The guest speaker at Sunday school was - let's just call it like it is - a freaking badass.
She has three kids under five. She went to Harvard and works at Stephen's. She has worked with refugees in Africa. She has studied in Indian ashrams. She knows my new orthopod friend from book club - we bonded over that before class started.
She told a little of her story. She studied hard, and got to her goal, only to realize that her goal sucked. So she learned about centering prayer. The Catholics dug it up, it's like Buddhist meditation, but the Episcopal's have been responsible for knocking it out of the ballpark lately. There's a place of silence on Chenal Valley Road, called the House of Prayer, inviting anyone from any faith to worship. She knows the people that started it. She shared a little of her own hardships in life - we all have them, and it gave her street cred. So when she asked us to meditate in silence for five minutes, we were all, albeit somewhat reluctantly, game.
"Here's what I do. I just meditate in silence. Once we start, sounds that are happening that we all aren't aware of will come into focus. The clock ticking. Someone walking by outside the door. Our job is to let all that go. I use a word - my word is Jesus. But it isn't like a chant. It's more like a word to ground me when my mind is wandering - thinking about the grocery list or what I'm going to do about dinner. It centers me."
We started. One of the founders of the group pulled out her mediation app and set if for five minutes. A gong went off, and there we went.
Last week, our guest speaker was a gritty divorce lawyer who was also a healer and a practitioner of Qigong. She was amazing. After everyone left, she told me I held all my stress in my lower back. So I told her about my premature pregnancy and having to find a chiropractor to move again. Then she looked me straight in the eye.
"You have had some major emotional trauma lately. Your lungs are fine, but you have pleuritis. What happened?"
I told her about New Year's Day. "It was one week ago to this hour. I'm walking a lot on the treadmill, doing as much yoga as I can, trying to open things up because I feel closed and shut down and sick. Monday and Tuesday were hell, but I feel like I'm back in the game."
"Can I tell you about a mediation that can help you? When you breathe in, breathe white light. Make it hot. Not so hot that it causes pain, but hot enough to burn that shit out. You've got to burn it, or it will never go away."
So when a gong sounded this week, and our five minutes were over, we shared about our experiences.
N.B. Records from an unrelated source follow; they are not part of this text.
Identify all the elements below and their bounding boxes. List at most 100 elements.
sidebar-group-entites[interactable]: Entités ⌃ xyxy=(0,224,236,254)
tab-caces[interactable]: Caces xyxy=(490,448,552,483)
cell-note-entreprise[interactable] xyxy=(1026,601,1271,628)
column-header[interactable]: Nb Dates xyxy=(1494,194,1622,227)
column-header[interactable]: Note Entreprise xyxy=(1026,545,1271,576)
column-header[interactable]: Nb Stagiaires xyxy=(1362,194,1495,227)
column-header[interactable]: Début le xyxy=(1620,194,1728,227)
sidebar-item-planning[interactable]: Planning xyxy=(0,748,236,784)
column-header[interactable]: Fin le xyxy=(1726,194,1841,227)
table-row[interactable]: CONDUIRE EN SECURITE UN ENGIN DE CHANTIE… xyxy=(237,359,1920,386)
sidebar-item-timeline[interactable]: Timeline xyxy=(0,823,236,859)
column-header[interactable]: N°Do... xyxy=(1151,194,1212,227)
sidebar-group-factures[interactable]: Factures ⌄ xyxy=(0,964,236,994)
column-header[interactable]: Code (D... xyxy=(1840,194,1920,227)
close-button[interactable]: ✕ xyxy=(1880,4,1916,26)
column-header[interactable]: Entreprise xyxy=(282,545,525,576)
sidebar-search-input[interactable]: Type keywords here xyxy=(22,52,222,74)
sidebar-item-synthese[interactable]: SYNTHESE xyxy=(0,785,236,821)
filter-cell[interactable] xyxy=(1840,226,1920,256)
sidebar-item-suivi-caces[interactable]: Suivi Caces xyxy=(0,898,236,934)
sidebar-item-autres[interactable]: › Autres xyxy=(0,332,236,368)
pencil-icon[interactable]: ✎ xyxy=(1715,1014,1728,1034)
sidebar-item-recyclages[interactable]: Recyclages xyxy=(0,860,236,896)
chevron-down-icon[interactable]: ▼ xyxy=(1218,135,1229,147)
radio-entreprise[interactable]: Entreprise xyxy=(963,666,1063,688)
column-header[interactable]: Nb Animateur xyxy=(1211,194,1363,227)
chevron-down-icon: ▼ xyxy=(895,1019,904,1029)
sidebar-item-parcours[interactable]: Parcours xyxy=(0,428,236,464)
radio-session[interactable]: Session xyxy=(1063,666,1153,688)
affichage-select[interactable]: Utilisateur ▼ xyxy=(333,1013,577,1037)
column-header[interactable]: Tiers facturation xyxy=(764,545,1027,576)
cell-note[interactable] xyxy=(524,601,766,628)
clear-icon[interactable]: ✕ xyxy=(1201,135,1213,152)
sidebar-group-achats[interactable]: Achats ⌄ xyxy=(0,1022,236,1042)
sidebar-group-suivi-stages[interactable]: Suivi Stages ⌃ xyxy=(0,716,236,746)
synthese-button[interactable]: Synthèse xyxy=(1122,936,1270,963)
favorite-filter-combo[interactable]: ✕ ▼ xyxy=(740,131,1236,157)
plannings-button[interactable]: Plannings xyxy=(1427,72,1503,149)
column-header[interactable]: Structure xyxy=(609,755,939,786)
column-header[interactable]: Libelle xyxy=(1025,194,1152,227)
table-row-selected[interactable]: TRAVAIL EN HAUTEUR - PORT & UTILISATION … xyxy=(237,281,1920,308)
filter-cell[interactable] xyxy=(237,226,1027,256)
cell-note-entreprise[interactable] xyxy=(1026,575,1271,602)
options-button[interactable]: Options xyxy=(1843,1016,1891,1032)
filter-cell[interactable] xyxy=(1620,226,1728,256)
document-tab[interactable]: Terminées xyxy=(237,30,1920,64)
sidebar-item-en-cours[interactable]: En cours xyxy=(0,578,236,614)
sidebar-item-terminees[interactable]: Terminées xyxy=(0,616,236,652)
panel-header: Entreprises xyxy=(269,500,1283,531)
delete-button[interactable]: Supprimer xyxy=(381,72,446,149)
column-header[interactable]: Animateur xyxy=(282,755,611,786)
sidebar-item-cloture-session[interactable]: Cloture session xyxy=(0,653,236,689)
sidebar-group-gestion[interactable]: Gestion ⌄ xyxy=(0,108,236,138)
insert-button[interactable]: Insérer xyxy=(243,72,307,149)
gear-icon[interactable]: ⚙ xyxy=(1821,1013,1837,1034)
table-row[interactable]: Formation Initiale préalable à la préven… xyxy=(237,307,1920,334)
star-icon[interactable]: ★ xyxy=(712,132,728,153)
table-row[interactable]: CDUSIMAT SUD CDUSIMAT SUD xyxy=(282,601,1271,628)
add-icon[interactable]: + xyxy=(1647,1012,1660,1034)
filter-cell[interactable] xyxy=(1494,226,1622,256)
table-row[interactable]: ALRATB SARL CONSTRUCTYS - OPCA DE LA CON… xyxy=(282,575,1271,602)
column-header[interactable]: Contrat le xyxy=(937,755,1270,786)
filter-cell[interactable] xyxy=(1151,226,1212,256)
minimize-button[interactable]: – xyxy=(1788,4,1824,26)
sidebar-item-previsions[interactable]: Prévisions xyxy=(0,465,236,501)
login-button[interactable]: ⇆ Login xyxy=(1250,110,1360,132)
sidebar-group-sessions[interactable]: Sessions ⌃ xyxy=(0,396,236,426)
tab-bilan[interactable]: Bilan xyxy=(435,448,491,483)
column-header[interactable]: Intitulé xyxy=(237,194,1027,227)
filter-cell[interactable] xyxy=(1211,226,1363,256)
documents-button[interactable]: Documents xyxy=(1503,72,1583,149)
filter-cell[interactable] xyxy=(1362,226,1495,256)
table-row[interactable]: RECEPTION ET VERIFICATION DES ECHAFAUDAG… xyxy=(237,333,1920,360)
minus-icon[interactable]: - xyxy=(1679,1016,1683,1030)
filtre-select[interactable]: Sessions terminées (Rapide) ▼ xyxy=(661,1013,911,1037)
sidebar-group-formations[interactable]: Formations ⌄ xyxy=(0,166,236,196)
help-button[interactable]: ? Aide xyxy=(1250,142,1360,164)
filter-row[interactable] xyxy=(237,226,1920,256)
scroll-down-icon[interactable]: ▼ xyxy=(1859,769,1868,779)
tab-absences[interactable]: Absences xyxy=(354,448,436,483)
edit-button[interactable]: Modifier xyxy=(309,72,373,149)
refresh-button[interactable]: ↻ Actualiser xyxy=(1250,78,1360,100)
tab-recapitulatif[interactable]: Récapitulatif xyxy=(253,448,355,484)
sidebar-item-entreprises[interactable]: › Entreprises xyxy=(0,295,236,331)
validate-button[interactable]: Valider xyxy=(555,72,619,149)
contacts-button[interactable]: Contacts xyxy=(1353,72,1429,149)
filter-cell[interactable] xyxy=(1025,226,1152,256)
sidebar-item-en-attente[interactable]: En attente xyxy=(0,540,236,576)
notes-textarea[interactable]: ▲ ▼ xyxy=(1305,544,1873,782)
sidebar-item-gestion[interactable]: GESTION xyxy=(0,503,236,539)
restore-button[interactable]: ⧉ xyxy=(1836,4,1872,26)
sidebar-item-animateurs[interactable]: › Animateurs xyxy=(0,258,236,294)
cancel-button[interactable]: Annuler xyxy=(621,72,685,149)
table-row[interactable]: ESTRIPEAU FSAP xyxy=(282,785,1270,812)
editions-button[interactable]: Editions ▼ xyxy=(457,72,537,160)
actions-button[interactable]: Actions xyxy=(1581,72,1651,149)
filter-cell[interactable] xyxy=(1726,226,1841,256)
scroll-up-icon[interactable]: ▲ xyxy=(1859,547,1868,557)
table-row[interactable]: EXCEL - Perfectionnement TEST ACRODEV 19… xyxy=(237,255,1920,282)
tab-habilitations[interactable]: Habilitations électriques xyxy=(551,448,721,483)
Some said - "That five minutes seemed like thirty." Others said, "that was the hardest thing I've ever done in my life."
I said, "When I was a teenager, I had bad stomachaches. A counselor once told me when I got them I should lay down and breathe. Pretend I was breathing in white healing light, and target it to my stomach. Then breathe out the pain - make it a color. I chose red. It helped - the breathing, the color imagery. My five minutes seemed like one second. I used color imagery - used white light to target not physical but spiritual pain. It felt like it was working."
Guest speaker: I love that. It doesn't have to be a word - imagery can work too. I've heard of some people that use imagery in their centering prayer. It's been great to be here. I've never been asked to share, and speak about this before. This is a first for me, I hope not a last.